Ma’am, Ma’am Elisa, Eliza, Ma’am Goya, Teacher Elissa, Elissa, Sesi Reya, Reya, Ma’am Reya,… The list of names I now respond to in the village is edging in on excessive. At this point I’m likely to look over and greet if someone just shouts “Hey wena!”

It’s weird though. The assignation of a South African name is something we eagerly look forward to as trainees, and after our first day with host families, we excitedly share our names and their meanings amongst each other. However the reality is that it is incredibly strange going by a name other than my own for two years. My PST host family named me Reabetswe, meaning we are given. I chose to keep the name coming to site as I couldn’t imagine adjusting to yet another Tswana name… so yeah sorry host fam, no naming privileges!

But that said, most people in my village don’t know my real name and if they do they have no clue how to pronounce it (see pronunciations at the top…). This distinction sets a strong boundary between locals and myself. There is me, Alyssa, who talks in normal American English, enjoys traveling and running water and there is me, Reya, who muddles through in Setswanish, greets every person ever, and who currently finds herself melting in the oven that is her home. Oh wait, that’s both of us. There tends to be a distinction that those who know me better feel more comfortable attempting to use my American name, while those who I have recently met or who prefer to keep me at arm’s length stick to my Tswana name, this of course excludes children who use whatever comes out of their mouth.

There is a certain sense of erasure when I slip into the skin of Reya.
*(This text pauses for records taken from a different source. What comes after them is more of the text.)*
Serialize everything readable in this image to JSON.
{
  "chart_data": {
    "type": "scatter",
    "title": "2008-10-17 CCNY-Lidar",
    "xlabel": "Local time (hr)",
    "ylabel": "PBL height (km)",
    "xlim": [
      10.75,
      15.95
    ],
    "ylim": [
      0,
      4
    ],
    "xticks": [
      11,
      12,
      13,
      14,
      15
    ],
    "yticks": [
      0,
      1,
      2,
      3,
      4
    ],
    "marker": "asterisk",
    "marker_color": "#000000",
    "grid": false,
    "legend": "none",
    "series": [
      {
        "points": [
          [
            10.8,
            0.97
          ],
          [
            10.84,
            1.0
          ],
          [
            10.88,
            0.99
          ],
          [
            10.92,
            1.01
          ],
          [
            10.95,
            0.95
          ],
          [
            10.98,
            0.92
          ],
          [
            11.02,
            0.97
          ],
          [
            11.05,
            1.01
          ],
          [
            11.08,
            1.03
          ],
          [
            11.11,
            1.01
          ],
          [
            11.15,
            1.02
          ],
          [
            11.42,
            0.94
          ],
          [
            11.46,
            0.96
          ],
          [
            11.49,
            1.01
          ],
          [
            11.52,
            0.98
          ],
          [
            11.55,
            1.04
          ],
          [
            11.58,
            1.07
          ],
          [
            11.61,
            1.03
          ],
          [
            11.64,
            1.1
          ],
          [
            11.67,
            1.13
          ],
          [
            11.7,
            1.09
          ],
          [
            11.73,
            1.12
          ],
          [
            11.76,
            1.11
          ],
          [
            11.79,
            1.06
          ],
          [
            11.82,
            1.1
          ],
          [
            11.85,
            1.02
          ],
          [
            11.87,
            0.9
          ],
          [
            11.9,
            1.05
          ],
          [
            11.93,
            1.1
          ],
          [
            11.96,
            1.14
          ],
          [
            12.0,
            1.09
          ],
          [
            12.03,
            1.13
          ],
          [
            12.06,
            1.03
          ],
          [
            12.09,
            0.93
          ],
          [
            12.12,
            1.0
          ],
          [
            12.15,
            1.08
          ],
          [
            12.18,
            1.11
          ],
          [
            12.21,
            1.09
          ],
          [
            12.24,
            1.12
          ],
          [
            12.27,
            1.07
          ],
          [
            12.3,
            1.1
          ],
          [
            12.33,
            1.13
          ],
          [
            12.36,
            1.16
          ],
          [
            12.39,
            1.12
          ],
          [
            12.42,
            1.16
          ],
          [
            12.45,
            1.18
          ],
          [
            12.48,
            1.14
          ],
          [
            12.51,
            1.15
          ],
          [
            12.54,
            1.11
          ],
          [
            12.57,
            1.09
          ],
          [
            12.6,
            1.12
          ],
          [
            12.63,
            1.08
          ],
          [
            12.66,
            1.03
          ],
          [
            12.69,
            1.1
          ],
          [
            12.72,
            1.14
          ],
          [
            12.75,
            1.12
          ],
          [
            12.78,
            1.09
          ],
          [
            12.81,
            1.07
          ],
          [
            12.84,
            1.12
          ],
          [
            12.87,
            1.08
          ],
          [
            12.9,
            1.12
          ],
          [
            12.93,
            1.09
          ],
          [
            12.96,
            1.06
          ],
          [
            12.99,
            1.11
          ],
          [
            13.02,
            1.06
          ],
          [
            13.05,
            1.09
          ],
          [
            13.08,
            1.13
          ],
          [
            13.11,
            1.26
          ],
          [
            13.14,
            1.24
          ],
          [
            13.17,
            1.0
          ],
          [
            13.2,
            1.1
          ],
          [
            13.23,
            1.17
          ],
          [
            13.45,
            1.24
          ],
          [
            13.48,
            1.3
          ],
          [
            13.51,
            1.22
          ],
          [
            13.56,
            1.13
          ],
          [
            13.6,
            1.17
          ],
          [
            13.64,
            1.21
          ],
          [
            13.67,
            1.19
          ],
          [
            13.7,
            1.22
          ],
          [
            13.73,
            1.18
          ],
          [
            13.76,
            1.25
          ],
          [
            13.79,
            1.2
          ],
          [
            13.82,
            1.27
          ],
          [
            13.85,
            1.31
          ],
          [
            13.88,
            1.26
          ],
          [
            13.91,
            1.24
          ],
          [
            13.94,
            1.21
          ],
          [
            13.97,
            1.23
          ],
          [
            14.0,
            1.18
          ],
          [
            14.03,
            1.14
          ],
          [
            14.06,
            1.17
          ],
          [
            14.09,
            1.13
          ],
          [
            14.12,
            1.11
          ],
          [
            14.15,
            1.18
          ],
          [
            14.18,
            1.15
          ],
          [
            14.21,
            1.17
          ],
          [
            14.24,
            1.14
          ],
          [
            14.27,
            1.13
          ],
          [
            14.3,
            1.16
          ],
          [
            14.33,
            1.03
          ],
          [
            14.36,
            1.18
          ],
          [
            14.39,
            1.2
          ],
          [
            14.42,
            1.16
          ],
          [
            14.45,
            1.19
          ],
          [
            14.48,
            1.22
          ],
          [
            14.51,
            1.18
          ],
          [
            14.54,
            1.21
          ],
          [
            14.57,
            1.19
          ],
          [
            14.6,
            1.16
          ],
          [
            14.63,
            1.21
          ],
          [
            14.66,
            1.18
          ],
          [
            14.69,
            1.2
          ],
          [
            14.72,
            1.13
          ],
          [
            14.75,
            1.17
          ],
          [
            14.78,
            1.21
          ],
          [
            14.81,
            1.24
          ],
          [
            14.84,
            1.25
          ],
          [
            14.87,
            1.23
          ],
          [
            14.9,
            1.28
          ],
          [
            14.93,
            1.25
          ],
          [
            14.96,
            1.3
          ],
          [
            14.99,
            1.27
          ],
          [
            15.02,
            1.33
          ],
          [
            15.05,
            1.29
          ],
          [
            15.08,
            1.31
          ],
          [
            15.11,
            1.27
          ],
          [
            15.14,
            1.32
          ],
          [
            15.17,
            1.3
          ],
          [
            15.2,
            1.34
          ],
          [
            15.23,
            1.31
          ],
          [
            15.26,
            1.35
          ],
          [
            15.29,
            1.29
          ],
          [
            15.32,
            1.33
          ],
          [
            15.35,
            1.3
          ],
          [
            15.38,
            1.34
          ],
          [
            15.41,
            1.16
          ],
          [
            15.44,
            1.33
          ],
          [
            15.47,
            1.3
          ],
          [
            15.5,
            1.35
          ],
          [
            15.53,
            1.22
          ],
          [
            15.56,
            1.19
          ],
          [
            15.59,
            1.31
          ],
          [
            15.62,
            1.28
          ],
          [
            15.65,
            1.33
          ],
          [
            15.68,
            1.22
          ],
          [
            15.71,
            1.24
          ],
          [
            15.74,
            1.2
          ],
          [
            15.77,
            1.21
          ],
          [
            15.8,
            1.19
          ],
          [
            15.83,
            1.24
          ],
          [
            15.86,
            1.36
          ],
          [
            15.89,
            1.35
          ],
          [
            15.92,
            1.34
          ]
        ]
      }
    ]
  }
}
Sure, I retain the core identity that makes me me, but upon assuming this persona I am much more conscious of my actions and their potential consequences. As Reya, I am the volunteer who will constantly be integrating but never fully integrated into my community. There are facets of my personality that I hide away, better relegated for the privacy of my home or shared with fellow volunteers.

As much as I am immensely grateful for my Tswana name and for the fascinating questions that come with it… “Is that really your name?” “I don’t believe you”… etc., I miss being called Alyssa. I miss not having to dissect my personality apart to fit the circumstances.

But hey, after 16 months of heavy trekking, Reya’s not going anywhere especially with a long break coming up next month.